Is it bad to sleep with a tampon in at night?
- Using tampons during your period is not a bad thing, on the contrary. This feminine hygiene product offers a large number of advantages, such as the fact of being able to bathe on the beach or in the pool with your period during the summer or the freedom of movement to carry out all kinds of activities comfortably and without you noticing that you are wearing it Also, putting on a tampon doesn’t hurt, you just have to make sure you use the ones with adequate absorption for you and change them as often as necessary.
- As for the question of whether it is bad to sleep with a tampon in at night, the answer is no. Of course, you must be careful. The manufacturers recommend not using them for more than eight hours in a row (they should be changed approximately every 4-8 hours depending on the menstrual flow that each woman has). Therefore, if you plan to sleep beyond this time or you know that you are not going to get up during the night to change it, it is best to opt for another safer method in these cases such as a compress, a sanitary napkin or a menstrual cup.
- Conclusion: It is not bad to use tampons to sleep as long as they do not exceed eight hours. In any case, when in doubt, it is better to choose a compressor another system for this time of day if you do not want the blood to be retained for so many hours and could lead to a severe problem such as Toxic Shock Syndrome.
What is Toxic Shock Syndrome
- One of the most frequently circulated myths surrounding tampons is that sleeping in them is virtually a guarantee that you will get toxic shock syndrome and that you shouldn’t if you don’t want to risk it. But what is Toxic Shock Syndrome? What does it consist of?
- This disease is mainly caused by a type of bacteria known as Staphylococcus aereus, but it can also be caused by others such as Streptococcus or Clostridium sordelli.
- These bacteria can coexist perfectly in the vaginal flora without any type of problem, however, on occasions, some type of alteration can cause them to produce a type of toxins that give rise to this syndrome. To this day, the exact mechanism that links tampon use to this disease is unknown, but one of the most widely accepted theories is that if a tampon is left in for too long at night, these bacteria can grow and move into the body. uterus through the cervix causing infections, severe health problems and even death.
- However, for this to happen, you have to use a tampon with more absorbency than is actually needed. This is so because the more absorbent a tampon is, the more it will dry the vaginal mucosa and the longer it will take until it is changed for another. Increased vaginal dryness increases the risk of vaginal tears and therefore makes it much easier for bacteria to reach the bloodstream. For this to happen, it is not necessary that the cuts or tears be very large, even microscopic lesions in the vaginal mucosa may be enough.
Tips for sleeping with a tampon without affecting your health
Do not be scared by what you have read above, although Toxic Shock Syndrome can be caused by sleeping with a tampon for longer than allowed, currently it is not as common as before. This is because a few years ago, manufacturers added certain ingredients to increase absorbency such as polyester foam and carboxymethylcellulose. This caused some women not to change their tampons as often as they should, causing the bacteria to proliferate and increasing the risk.

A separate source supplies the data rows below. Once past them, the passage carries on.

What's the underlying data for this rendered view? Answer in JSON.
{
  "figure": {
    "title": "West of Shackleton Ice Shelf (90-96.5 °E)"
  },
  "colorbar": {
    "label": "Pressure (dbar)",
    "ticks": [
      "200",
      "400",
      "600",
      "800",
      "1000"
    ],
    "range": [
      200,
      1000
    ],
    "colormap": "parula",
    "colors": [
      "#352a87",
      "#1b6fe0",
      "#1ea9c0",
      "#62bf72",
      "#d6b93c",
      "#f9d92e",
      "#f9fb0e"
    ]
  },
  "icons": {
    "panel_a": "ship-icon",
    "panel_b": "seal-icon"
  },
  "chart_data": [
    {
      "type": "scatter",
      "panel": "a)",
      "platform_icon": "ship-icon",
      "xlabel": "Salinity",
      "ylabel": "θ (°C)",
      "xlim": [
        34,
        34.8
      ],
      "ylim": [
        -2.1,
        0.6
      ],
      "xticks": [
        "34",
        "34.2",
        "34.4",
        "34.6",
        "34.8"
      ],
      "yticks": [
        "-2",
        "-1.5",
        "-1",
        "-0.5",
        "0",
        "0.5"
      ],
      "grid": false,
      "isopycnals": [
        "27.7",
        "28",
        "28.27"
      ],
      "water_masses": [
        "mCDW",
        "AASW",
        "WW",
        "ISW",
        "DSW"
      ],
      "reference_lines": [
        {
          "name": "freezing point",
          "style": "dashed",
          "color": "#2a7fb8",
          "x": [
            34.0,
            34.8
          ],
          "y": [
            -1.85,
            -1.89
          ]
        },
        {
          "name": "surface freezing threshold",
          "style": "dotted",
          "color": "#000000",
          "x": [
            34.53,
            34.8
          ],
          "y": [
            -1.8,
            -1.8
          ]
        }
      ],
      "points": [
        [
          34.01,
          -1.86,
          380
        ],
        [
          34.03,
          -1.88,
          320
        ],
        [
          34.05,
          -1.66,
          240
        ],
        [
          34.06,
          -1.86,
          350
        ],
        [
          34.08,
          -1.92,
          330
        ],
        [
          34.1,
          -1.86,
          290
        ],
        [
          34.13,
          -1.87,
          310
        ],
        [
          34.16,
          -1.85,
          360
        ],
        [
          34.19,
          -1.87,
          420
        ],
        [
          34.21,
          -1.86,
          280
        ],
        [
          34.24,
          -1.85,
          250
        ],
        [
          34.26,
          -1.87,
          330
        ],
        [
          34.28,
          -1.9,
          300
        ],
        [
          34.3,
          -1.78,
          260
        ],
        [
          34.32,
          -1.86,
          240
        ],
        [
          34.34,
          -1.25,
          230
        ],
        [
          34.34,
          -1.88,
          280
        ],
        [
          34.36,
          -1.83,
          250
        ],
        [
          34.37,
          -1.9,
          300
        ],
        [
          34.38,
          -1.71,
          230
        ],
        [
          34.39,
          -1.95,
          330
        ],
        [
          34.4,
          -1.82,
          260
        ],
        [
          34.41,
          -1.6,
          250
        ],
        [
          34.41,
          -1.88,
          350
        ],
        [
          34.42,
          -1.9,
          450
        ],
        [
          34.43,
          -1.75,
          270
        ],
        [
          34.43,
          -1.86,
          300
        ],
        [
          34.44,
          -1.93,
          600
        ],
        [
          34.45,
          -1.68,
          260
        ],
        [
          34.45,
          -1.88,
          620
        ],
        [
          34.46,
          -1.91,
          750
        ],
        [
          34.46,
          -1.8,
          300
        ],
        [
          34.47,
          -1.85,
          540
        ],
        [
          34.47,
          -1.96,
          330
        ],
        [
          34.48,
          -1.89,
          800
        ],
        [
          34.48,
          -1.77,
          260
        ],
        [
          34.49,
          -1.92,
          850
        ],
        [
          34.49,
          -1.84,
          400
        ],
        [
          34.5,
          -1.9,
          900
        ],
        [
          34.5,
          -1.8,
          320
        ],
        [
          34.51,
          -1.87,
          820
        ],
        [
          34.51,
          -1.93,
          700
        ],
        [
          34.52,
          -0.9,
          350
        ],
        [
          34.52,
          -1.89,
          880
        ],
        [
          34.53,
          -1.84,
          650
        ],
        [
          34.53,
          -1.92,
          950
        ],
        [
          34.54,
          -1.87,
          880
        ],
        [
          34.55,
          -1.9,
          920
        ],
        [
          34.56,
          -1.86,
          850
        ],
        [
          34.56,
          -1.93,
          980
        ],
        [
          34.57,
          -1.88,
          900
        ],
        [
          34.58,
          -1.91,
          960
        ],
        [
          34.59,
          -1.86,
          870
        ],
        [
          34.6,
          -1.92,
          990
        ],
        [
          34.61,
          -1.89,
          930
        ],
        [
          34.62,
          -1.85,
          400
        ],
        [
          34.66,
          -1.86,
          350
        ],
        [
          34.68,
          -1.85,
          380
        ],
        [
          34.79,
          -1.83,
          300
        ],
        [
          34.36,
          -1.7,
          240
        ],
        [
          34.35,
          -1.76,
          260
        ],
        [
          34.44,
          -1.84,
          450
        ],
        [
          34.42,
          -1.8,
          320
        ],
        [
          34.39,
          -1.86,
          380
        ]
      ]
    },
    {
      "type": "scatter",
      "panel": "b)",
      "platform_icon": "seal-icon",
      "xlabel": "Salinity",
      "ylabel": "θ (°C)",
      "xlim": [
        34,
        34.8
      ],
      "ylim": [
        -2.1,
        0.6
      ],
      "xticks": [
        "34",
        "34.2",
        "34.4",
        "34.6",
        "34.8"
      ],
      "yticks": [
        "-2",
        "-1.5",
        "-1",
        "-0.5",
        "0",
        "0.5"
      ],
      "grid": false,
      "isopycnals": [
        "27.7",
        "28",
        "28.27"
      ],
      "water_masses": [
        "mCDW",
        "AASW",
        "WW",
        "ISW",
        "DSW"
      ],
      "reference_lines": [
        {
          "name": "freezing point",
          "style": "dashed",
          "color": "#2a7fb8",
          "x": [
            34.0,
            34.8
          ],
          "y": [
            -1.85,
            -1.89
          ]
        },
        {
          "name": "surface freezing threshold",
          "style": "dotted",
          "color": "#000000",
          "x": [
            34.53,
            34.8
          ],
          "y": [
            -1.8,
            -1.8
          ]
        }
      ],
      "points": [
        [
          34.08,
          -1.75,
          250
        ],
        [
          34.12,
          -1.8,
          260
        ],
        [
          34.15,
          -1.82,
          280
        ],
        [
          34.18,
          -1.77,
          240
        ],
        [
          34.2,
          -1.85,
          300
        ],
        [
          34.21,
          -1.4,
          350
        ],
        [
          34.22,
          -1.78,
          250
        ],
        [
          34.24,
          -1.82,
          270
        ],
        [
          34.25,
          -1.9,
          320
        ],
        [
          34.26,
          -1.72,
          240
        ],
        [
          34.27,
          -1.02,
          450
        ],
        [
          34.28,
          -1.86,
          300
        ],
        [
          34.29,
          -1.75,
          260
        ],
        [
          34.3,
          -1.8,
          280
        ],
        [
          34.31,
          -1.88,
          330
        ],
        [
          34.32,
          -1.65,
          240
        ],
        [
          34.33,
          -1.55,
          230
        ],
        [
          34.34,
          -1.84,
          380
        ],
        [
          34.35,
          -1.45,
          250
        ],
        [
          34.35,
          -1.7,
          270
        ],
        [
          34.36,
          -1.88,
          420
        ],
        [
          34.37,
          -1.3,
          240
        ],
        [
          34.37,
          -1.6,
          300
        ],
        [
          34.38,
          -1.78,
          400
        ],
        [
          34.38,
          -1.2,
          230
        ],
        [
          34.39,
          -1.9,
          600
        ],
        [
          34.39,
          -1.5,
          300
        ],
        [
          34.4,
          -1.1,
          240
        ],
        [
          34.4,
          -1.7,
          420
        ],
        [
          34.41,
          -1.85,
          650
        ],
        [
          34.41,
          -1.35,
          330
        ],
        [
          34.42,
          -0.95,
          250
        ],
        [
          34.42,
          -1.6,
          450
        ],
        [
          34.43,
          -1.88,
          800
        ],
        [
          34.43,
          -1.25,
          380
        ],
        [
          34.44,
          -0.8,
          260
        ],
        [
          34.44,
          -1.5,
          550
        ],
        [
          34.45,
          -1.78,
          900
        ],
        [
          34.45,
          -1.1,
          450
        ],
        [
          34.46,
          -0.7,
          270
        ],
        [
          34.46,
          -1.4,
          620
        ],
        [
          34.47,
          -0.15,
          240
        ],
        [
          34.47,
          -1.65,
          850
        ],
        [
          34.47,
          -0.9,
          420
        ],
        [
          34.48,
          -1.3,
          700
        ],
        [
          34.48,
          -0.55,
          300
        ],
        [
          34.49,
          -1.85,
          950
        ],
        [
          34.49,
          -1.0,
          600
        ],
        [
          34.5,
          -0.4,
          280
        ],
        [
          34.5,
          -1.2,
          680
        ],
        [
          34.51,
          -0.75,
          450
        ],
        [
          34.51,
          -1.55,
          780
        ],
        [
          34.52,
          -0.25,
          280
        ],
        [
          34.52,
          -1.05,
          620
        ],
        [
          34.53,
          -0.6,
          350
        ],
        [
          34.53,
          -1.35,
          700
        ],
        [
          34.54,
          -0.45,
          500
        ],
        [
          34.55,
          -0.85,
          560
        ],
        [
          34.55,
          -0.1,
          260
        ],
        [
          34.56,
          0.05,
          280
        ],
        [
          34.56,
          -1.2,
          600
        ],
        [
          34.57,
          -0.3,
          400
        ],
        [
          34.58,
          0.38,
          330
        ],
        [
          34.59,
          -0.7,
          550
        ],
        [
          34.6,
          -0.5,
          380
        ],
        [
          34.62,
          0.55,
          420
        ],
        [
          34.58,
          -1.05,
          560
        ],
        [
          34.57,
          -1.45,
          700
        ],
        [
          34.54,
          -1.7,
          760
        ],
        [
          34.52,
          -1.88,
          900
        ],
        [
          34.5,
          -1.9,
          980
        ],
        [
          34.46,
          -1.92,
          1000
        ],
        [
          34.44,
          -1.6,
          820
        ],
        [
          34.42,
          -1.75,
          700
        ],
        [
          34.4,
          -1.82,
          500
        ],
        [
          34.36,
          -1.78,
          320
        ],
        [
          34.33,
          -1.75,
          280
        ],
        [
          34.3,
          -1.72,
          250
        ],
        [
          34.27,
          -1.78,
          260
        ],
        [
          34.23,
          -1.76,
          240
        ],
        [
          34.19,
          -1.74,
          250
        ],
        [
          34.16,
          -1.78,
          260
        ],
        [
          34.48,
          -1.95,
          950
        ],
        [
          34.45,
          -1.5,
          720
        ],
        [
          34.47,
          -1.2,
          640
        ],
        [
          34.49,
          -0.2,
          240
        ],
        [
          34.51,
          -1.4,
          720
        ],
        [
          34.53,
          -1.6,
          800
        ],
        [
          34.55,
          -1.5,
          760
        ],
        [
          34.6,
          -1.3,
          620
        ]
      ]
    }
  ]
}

Currently, it is totally prohibited to add these types of ingredients in the manufacture of tampons so, although there is still a risk, the chances are much lower. Even so, if you want to avoid Toxic Shock Syndrome at all costs, follow these two tips:
- Do not exceed the eight-hour limit.
- Use a tampon with the lowest possible absorption at night. You will have to change it more often, but you will have less chance of reducing the humidity of the vaginal mucosa.